Вздохнув от безысходности, я полез в машину – не бросать же друга в беде. До поезда оставалось два с половиной часа.
По дороге в вытрезвитель Достоевский пришел в себя настолько, что стал интересоваться, а куда, собственно, мы едем? Когда я удовлетворил его любопытство, Витька осознал всю глубину пропасти (у него из документов был только чужой студенческий билет), обалдел и заплетающимся языком горячо и убедительно забормотал мне в ухо.
– Лука, ты это, сделай что-нибудь, мне нельзя в вытрезвитель, мне на поезд надо!
Как будто мне в вытрезвитель очень надо было! Прямо ночи не спал, мечтал туда попасть.
Ну, что делать, начал нашим конвоирам всякую лапшу вешать на уши.
– Товарищ сержант, ну вы же видите, что я трезвый, отпустите нас Христа ради, я его на поезд посажу, вот билет.
Билет к тому времени я у Достоевского изъял, дабы Витька его не потерял.
– Так, ладно, раз ему на поезд надо, его мы и отпустим. А тебя – нет!
Новое дело! Меня такой поворот не слишком устраивал.
– Да я не против, за друга пострадать – святое дело, но он же сам до вокзала не доберется!
Уж не знаю, этот ли аргумент возымел свое действие, или (что гораздо вернее) три рубля, которые я сунул сержанту, но по прибытию к вытрезвителю были мы с Достоевским отпущены на все четыре стороны.
И что, вы думаете, мы помчались на вокзал? Как бы не так! Мы помчались на РЕЧНОЙ вокзал, в бар – на встречу с Броневичем. До поезда оставалось полтора часа!
Достоевский после посещения вытрезвителя несколько приободрился и весьма уверенно перебирал ногами.
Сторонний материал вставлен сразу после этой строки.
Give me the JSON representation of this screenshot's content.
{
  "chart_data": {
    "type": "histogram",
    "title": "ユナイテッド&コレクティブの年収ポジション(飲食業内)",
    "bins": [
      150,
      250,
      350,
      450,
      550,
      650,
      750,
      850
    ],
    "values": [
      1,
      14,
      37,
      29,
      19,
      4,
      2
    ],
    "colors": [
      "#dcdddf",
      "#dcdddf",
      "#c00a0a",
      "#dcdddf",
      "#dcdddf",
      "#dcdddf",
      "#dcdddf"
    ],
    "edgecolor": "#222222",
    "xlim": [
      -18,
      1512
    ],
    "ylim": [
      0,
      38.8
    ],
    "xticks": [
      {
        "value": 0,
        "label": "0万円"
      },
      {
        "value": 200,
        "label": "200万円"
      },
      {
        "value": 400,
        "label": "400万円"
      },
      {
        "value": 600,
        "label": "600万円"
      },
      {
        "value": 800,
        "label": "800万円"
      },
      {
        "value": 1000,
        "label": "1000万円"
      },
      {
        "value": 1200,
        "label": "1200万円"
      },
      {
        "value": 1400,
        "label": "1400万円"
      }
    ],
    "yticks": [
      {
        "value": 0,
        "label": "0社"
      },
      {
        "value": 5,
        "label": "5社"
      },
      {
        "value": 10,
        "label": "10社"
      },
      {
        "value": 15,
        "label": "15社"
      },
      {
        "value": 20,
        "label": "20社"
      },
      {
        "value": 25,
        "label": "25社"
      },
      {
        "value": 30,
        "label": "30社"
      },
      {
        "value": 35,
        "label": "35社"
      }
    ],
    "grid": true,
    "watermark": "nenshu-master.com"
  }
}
Мы влетели в вестибюль гостиницы речного вокзала и направились к лифту. Двери лифта гостеприимно распахнулись, и к своему ужасу я увидел внутри… двух милиционеров! Да что за напасть такая!
Придерживая Достоевского за шиворот для фиксации его в строго вертикальном положении, я поздоровался и нагло осведомился у представителей власти, на каком этаже находится бар. Нахальство – второе счастье! Милиционеры вежливо ответили: «На тринадцатом», и тихо удалились.
Конечно, в баре никакого Броневича не было, так как опоздали мы к месту встречи часа на полтора. Поэтому, ограничившись коктейлем (а как же!), мы отбыли по направлению к железнодорожному вокзалу. До поезда оставалось… Да практически уже ничего не оставалось.
И вот, стоим мы на трамвайной остановке. Вернее, я стою, а Достоевский стоять уже не в состоянии, он сидит на парапете, наклонившись, как Пизанская башня, и безостановочно бормочет: «Лука, ты должен меня посадить на поезд, ты должен меня посадить на поезд, ты должен меня…». Как заезженная пластинка. Меня уже начинает потряхивать, так как время бежит, а трамвая все нет. И тут Достоевский неожиданно сменил пластинку.
– На пригородном вокзале в камере хранения надо вещи забрать. На пригородном вокзале в камере…
Здравствуйте! Так нам еще на пригородный успеть надо?! Двадцать минут до поезда!
Достоевский тут же был: а) обматерен с ног до головы; б) подвергнут личному досмотру, в результате которого были обнаружены два номерка камеры хранения. При этом он продолжал уныло тянуть: «Лука, ты должен меня посадить на поезд, ты должен меня посадить на поезд, ты должен меня…».
Чертов трамвай, наконец, подошел, Достоевский был втянут в вагон, и трамвай не спеша покатил к пригородному вокзалу.
Как вы думаете, какие такие вещи нам надо было получить в камере хранения? Куркуль Достоевский тянул от родителей огромную клеенчатую сумку с картошкой килограммов эдак на двадцать и… телевизор! Причем, без упаковки обмотанный веревочкой тяжеленный ламповый агрегат!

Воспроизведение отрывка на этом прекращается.